Permulaan yang Berat
Sejak suaminya wafat tiga tahun silam, Ibu Siti harus memikul seluruh beban keluarga seorang diri. Dengan latar belakang pendidikan yang terbatas dan tidak memiliki pekerjaan tetap, ia hanya mengandalkan penghasilan dari menjual gorengan di depan rumahnya. Penghasilannya yang tak menentu membuatnya sering kesulitan membayar kebutuhan dasar, termasuk biaya sekolah anak-anaknya.
“Kadang saya hanya bisa memberi mereka nasi dan garam. Untuk beli buku sekolah pun saya harus pinjam ke tetangga,” kenangnya dengan mata berkaca-kaca.
Bantuan yang Mengubah Kehidupan
Segalanya mulai berubah ketika ia diperkenalkan kepada program pemberdayaan ekonomi LAZIS YAMAS oleh salah satu kader di desanya. Setelah melalui proses seleksi dan survei, Ibu Siti terdaftar sebagai penerima manfaat. Ia mendapatkan bantuan modal usaha sebesar Rp2.000.000 serta pelatihan keterampilan dan manajemen usaha kecil.

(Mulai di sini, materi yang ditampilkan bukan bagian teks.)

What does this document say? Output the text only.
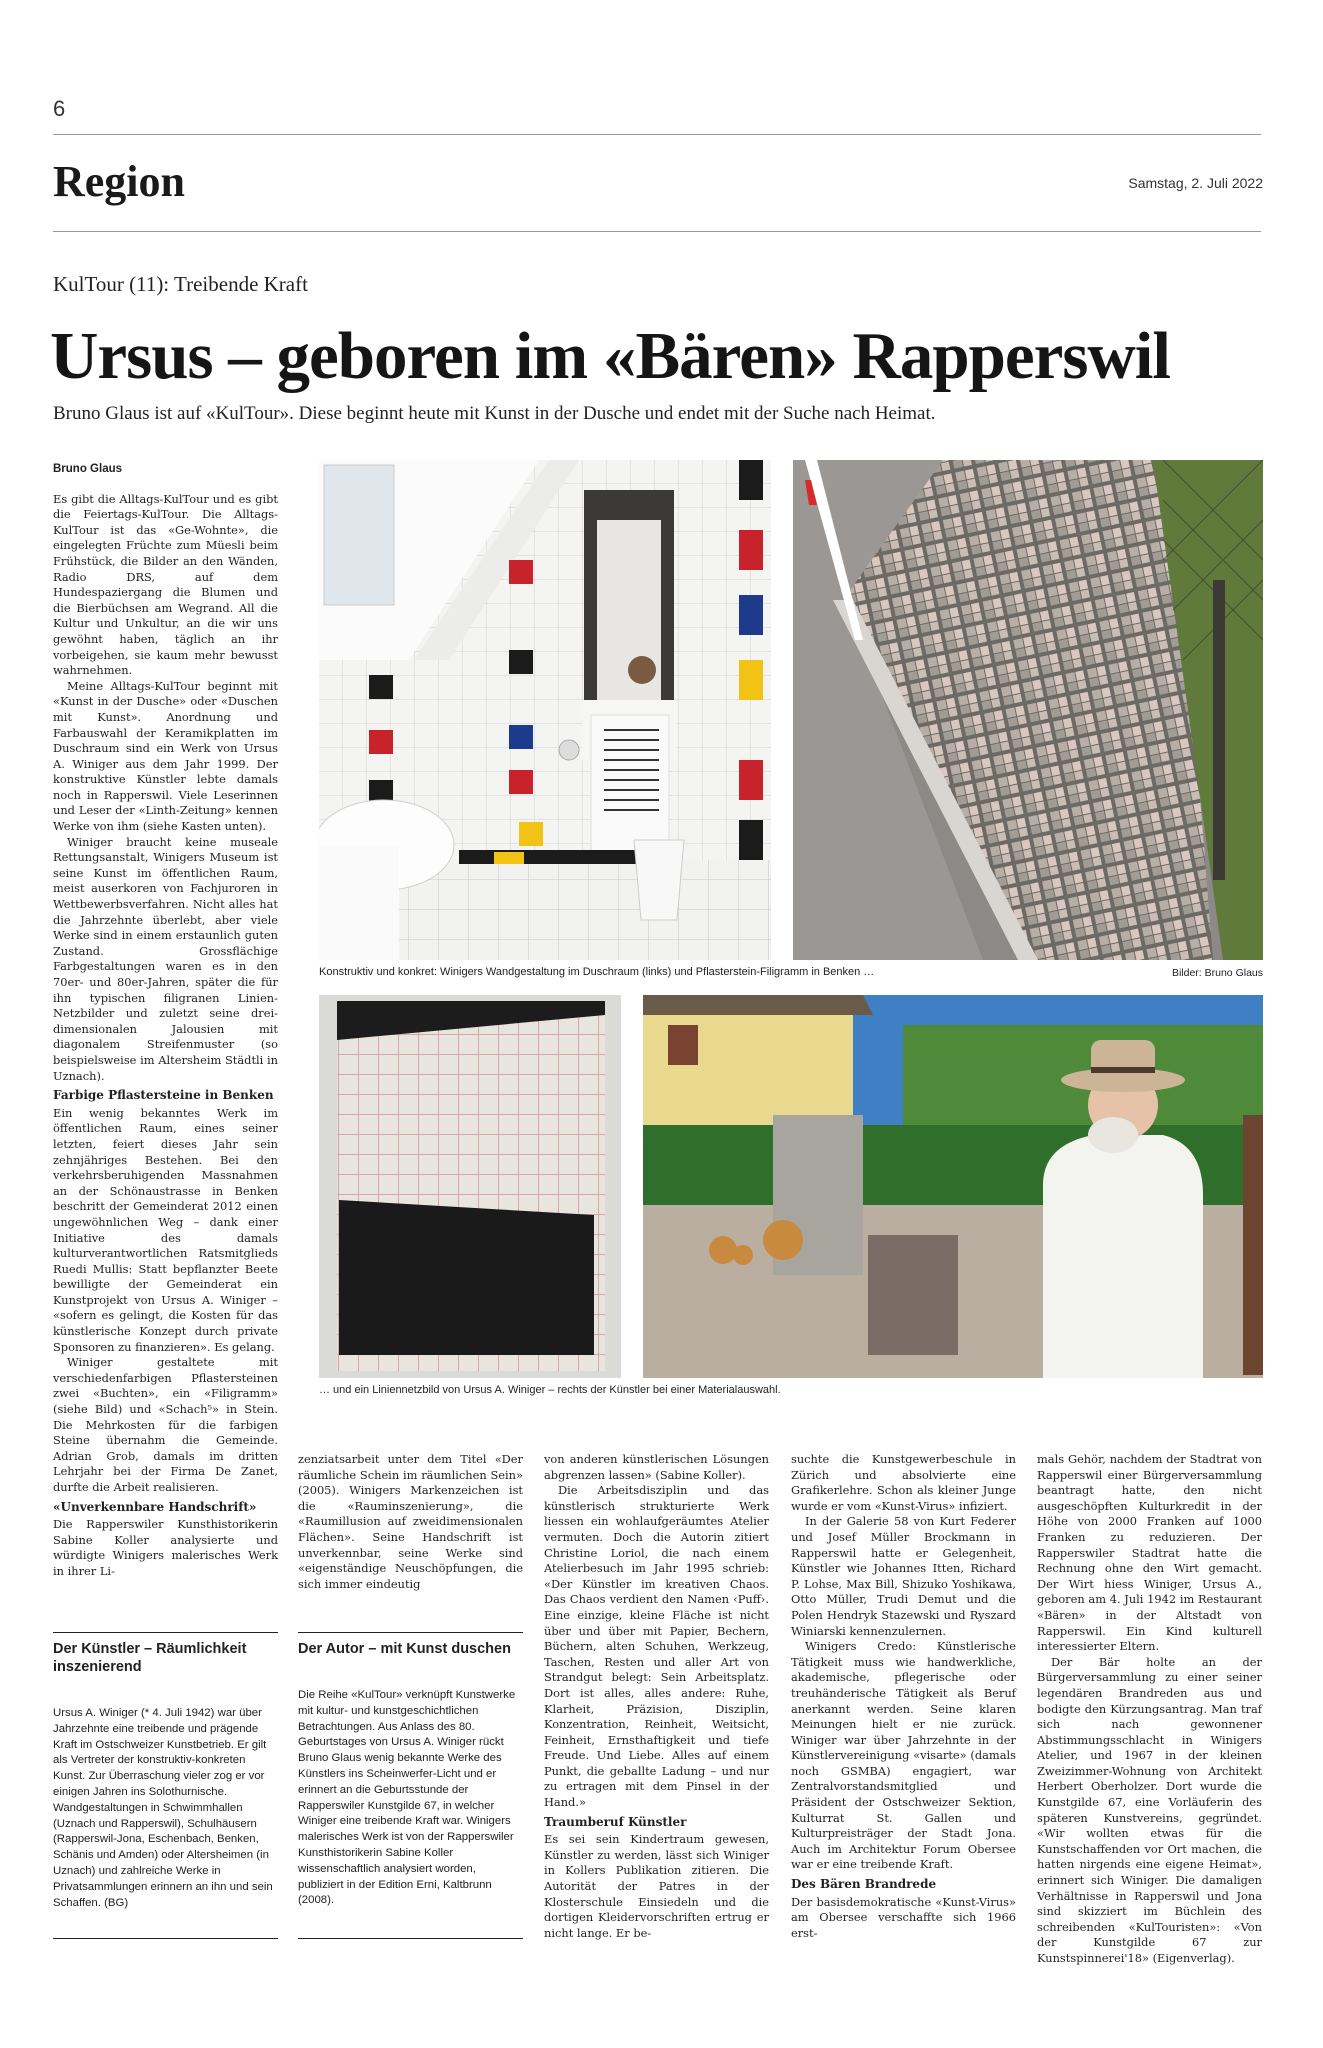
6
Region	Samstag, 2. Juli 2022
KulTour (11): Treibende Kraft
Ursus – geboren im «Bären» Rapperswil
Bruno Glaus ist auf «KulTour». Diese beginnt heute mit Kunst in der Dusche und endet mit der Suche nach Heimat.
Bruno Glaus

Es gibt die Alltags-KulTour und es gibt die Feiertags-KulTour. Die Alltags-KulTour ist das «Ge-Wohnte», die eingelegten Früchte zum Müesli beim Frühstück, die Bilder an den Wänden, Radio DRS, auf dem Hundespaziergang die Blumen und die Bierbüchsen am Wegrand. All die Kultur und Unkultur, an die wir uns gewöhnt haben, täglich an ihr vorbeigehen, sie kaum mehr bewusst wahrnehmen.

Meine Alltags-KulTour beginnt mit «Kunst in der Dusche» oder «Duschen mit Kunst». Anordnung und Farbauswahl der Keramikplatten im Duschraum sind ein Werk von Ursus A. Winiger aus dem Jahr 1999. Der konstruktive Künstler lebte damals noch in Rapperswil. Viele Leserinnen und Leser der «Linth-Zeitung» kennen Werke von ihm (siehe Kasten unten).

Winiger braucht keine museale Rettungsanstalt, Winigers Museum ist seine Kunst im öffentlichen Raum, meist auserkoren von Fachjuroren in Wettbewerbsverfahren. Nicht alles hat die Jahrzehnte überlebt, aber viele Werke sind in einem erstaunlich guten Zustand. Grossflächige Farbgestaltungen waren es in den 70er- und 80er-Jahren, später die für ihn typischen filigranen Linien-Netzbilder und zuletzt seine drei-dimensionalen Jalousien mit diagonalem Streifenmuster (so beispielsweise im Altersheim Städtli in Uznach).

Farbige Pflastersteine in Benken

Ein wenig bekanntes Werk im öffentlichen Raum, eines seiner letzten, feiert dieses Jahr sein zehnjähriges Bestehen. Bei den verkehrsberuhigenden Massnahmen an der Schönaustrasse in Benken beschritt der Gemeinderat 2012 einen ungewöhnlichen Weg – dank einer Initiative des damals kulturverantwortlichen Ratsmitglieds Ruedi Mullis: Statt bepflanzter Beete bewilligte der Gemeinderat ein Kunstprojekt von Ursus A. Winiger – «sofern es gelingt, die Kosten für das künstlerische Konzept durch private Sponsoren zu finanzieren». Es gelang.

Winiger gestaltete mit verschiedenfarbigen Pflastersteinen zwei «Buchten», ein «Filigramm» (siehe Bild) und «Schach⁵» in Stein. Die Mehrkosten für die farbigen Steine übernahm die Gemeinde. Adrian Grob, damals im dritten Lehrjahr bei der Firma De Zanet, durfte die Arbeit realisieren.

«Unverkennbare Handschrift»

Die Rapperswiler Kunsthistorikerin Sabine Koller analysierte und würdigte Winigers malerisches Werk in ihrer Li-

Konstruktiv und konkret: Winigers Wandgestaltung im Duschraum (links) und Pflasterstein-Filigramm in Benken …	Bilder: Bruno Glaus
… und ein Liniennetzbild von Ursus A. Winiger – rechts der Künstler bei einer Materialauswahl.

zenziatsarbeit unter dem Titel «Der räumliche Schein im räumlichen Sein» (2005). Winigers Markenzeichen ist die «Rauminszenierung», die «Raumillusion auf zweidimensionalen Flächen». Seine Handschrift ist unverkennbar, seine Werke sind «eigenständige Neuschöpfungen, die sich immer eindeutig

von anderen künstlerischen Lösungen abgrenzen lassen» (Sabine Koller).

Die Arbeitsdisziplin und das künstlerisch strukturierte Werk liessen ein wohlaufgeräumtes Atelier vermuten. Doch die Autorin zitiert Christine Loriol, die nach einem Atelierbesuch im Jahr 1995 schrieb: «Der Künstler im kreativen Chaos. Das Chaos verdient den Namen ‹Puff›. Eine einzige, kleine Fläche ist nicht über und über mit Papier, Bechern, Büchern, alten Schuhen, Werkzeug, Taschen, Resten und aller Art von Strandgut belegt: Sein Arbeitsplatz. Dort ist alles, alles andere: Ruhe, Klarheit, Präzision, Disziplin, Konzentration, Reinheit, Weitsicht, Feinheit, Ernsthaftigkeit und tiefe Freude. Und Liebe. Alles auf einem Punkt, die geballte Ladung – und nur zu ertragen mit dem Pinsel in der Hand.»

Traumberuf Künstler

Es sei sein Kindertraum gewesen, Künstler zu werden, lässt sich Winiger in Kollers Publikation zitieren. Die Autorität der Patres in der Klosterschule Einsiedeln und die dortigen Kleidervorschriften ertrug er nicht lange. Er be-

suchte die Kunstgewerbeschule in Zürich und absolvierte eine Grafikerlehre. Schon als kleiner Junge wurde er vom «Kunst-Virus» infiziert.

In der Galerie 58 von Kurt Federer und Josef Müller Brockmann in Rapperswil hatte er Gelegenheit, Künstler wie Johannes Itten, Richard P. Lohse, Max Bill, Shizuko Yoshikawa, Otto Müller, Trudi Demut und die Polen Hendryk Stazewski und Ryszard Winiarski kennenzulernen.

Winigers Credo: Künstlerische Tätigkeit muss wie handwerkliche, akademische, pflegerische oder treuhänderische Tätigkeit als Beruf anerkannt werden. Seine klaren Meinungen hielt er nie zurück. Winiger war über Jahrzehnte in der Künstlervereinigung «visarte» (damals noch GSMBA) engagiert, war Zentralvorstandsmitglied und Präsident der Ostschweizer Sektion, Kulturrat St. Gallen und Kulturpreisträger der Stadt Jona. Auch im Architektur Forum Obersee war er eine treibende Kraft.

Des Bären Brandrede

Der basisdemokratische «Kunst-Virus» am Obersee verschaffte sich 1966 erst-

mals Gehör, nachdem der Stadtrat von Rapperswil einer Bürgerversammlung beantragt hatte, den nicht ausgeschöpften Kulturkredit in der Höhe von 2000 Franken auf 1000 Franken zu reduzieren. Der Rapperswiler Stadtrat hatte die Rechnung ohne den Wirt gemacht. Der Wirt hiess Winiger, Ursus A., geboren am 4. Juli 1942 im Restaurant «Bären» in der Altstadt von Rapperswil. Ein Kind kulturell interessierter Eltern.

Der Bär holte an der Bürgerversammlung zu einer seiner legendären Brandreden aus und bodigte den Kürzungsantrag. Man traf sich nach gewonnener Abstimmungsschlacht in Winigers Atelier, und 1967 in der kleinen Zweizimmer-Wohnung von Architekt Herbert Oberholzer. Dort wurde die Kunstgilde 67, eine Vorläuferin des späteren Kunstvereins, gegründet. «Wir wollten etwas für die Kunstschaffenden vor Ort machen, die hatten nirgends eine eigene Heimat», erinnert sich Winiger. Die damaligen Verhältnisse in Rapperswil und Jona sind skizziert im Büchlein des schreibenden «KulTouristen»: «Von der Kunstgilde 67 zur Kunstspinnerei'18» (Eigenverlag).

Der Künstler – Räumlichkeit inszenierend

Ursus A. Winiger (* 4. Juli 1942) war über Jahrzehnte eine treibende und prägende Kraft im Ostschweizer Kunstbetrieb. Er gilt als Vertreter der konstruktiv-konkreten Kunst. Zur Überraschung vieler zog er vor einigen Jahren ins Solothurnische. Wandgestaltungen in Schwimmhallen (Uznach und Rapperswil), Schulhäusern (Rapperswil-Jona, Eschenbach, Benken, Schänis und Amden) oder Altersheimen (in Uznach) und zahlreiche Werke in Privatsammlungen erinnern an ihn und sein Schaffen. (BG)

Der Autor – mit Kunst duschen

Die Reihe «KulTour» verknüpft Kunstwerke mit kultur- und kunstgeschichtlichen Betrachtungen. Aus Anlass des 80. Geburtstages von Ursus A. Winiger rückt Bruno Glaus wenig bekannte Werke des Künstlers ins Scheinwerfer-Licht und er erinnert an die Geburtsstunde der Rapperswiler Kunstgilde 67, in welcher Winiger eine treibende Kraft war. Winigers malerisches Werk ist von der Rapperswiler Kunsthistorikerin Sabine Koller wissenschaftlich analysiert worden, publiziert in der Edition Erni, Kaltbrunn (2008).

Dengan dana tersebut, Ibu Siti memperluas usahanya, tidak hanya menjual gorengan tetapi juga menyediakan makanan ringan dan minuman kemasan. Ia bahkan membeli etalase kecil untuk mempercantik lapaknya. Perlahan namun pasti, usahanya mulai berkembang.

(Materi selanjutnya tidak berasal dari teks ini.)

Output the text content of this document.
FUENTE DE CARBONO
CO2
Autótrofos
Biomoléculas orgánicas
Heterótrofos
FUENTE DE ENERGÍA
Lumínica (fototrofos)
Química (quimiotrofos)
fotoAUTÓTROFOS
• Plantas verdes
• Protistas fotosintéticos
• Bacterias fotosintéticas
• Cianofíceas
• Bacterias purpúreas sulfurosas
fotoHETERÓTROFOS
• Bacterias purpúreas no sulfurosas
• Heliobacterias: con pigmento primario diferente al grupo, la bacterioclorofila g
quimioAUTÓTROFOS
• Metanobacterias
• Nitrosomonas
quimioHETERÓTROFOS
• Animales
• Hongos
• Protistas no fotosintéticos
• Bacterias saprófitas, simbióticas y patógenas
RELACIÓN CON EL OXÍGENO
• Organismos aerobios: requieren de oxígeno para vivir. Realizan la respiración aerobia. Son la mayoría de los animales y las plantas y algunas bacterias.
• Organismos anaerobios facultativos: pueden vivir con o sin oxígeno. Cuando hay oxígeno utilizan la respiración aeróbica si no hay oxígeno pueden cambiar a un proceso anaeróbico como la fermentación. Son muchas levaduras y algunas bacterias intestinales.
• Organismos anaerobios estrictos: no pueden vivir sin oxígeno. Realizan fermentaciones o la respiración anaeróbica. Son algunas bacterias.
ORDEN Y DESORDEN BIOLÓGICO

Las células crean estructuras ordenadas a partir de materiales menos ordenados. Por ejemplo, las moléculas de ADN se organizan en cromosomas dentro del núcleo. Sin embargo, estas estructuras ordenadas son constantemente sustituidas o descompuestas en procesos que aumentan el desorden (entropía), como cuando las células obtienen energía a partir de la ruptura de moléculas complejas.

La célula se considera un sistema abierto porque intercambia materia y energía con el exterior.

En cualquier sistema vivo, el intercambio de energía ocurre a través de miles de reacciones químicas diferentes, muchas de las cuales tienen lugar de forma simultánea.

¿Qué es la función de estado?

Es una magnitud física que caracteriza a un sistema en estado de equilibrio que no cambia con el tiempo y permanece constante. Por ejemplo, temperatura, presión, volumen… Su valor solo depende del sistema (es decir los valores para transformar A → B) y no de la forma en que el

Dampak yang Terasa Langsung
Tiga bulan setelah menerima bantuan, pendapatan hariannya meningkat dua kali lipat. Anak-anaknya kini bisa membawa bekal ke sekolah dan tak lagi menunggak pembayaran SPP. Ia pun mulai menabung sebagian dari keuntungannya, sesuatu yang dulu nyaris mustahil dilakukan.
“Saya merasa seperti diberi nafas baru. Bantuan dari LAZIS YAMAS bukan cuma uang, tapi semangat dan motivasi untuk bangkit,” ujar Ibu Siti dengan senyum haru.

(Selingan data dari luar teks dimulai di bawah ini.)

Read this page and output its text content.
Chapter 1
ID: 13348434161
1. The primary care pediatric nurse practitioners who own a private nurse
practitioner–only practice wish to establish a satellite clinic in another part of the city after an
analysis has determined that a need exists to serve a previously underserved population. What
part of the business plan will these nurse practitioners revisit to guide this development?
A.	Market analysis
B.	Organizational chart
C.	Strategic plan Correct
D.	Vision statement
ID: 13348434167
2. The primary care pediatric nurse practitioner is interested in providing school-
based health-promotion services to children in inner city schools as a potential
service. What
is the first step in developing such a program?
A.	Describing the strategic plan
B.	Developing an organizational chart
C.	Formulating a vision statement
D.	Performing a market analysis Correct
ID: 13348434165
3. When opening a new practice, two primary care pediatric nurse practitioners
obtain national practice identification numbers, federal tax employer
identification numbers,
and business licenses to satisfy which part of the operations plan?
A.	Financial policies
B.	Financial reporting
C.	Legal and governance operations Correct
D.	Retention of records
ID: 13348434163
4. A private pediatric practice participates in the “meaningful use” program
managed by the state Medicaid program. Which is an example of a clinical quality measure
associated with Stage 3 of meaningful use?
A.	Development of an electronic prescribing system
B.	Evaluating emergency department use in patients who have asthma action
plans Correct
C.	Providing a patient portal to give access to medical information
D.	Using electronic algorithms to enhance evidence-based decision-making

Memberi Lebih dari Sekadar Bantuan
Program LAZIS YAMAS tak hanya menyalurkan dana, tetapi juga mengawal penerima melalui pendampingan rutin. Tim lapangan membantu dalam pencatatan keuangan, promosi sederhana, hingga pengelolaan stok barang. Model pemberdayaan ini dirancang agar para penerima manfaat tidak kembali ke situasi semula, melainkan naik kelas secara berkelanjutan.
“Target kami bukan sekadar memberi ikan, tapi membekali kail dan mengajarkan cara memancing,” jelas Pak Adi, salah satu koordinator program.
Menjadi Inspirasi di Komunitas
Kini, Ibu Siti tak hanya berdiri lebih kuat secara ekonomi, tetapi juga menjadi inspirasi di lingkungannya. Ia aktif berbagi kisahnya dalam pertemuan warga dan memotivasi ibu-ibu lain untuk ikut memberdayakan diri. Ia bahkan membantu mendampingi penerima manfaat baru yang memulai usaha serupa.
Kisah Ibu Siti hanyalah satu dari ratusan contoh bagaimana program zakat dan infaq yang dikelola dengan amanah dan tepat sasaran bisa mengubah nasib seseorang. LAZIS YAMAS menunjukkan bahwa bantuan, jika disertai dengan pendekatan manusiawi dan strategi pemberdayaan yang berkelanjutan, mampu menjadi pemantik harapan baru.
Melalui kisah-kisah seperti ini, kita diingatkan bahwa kekuatan sedekah dan solidaritas sosial tak hanya menghapus air mata, tetapi juga menyalakan masa depan yang lebih cerah. Sudahkah kita menjadi bagian dari perubahan ini?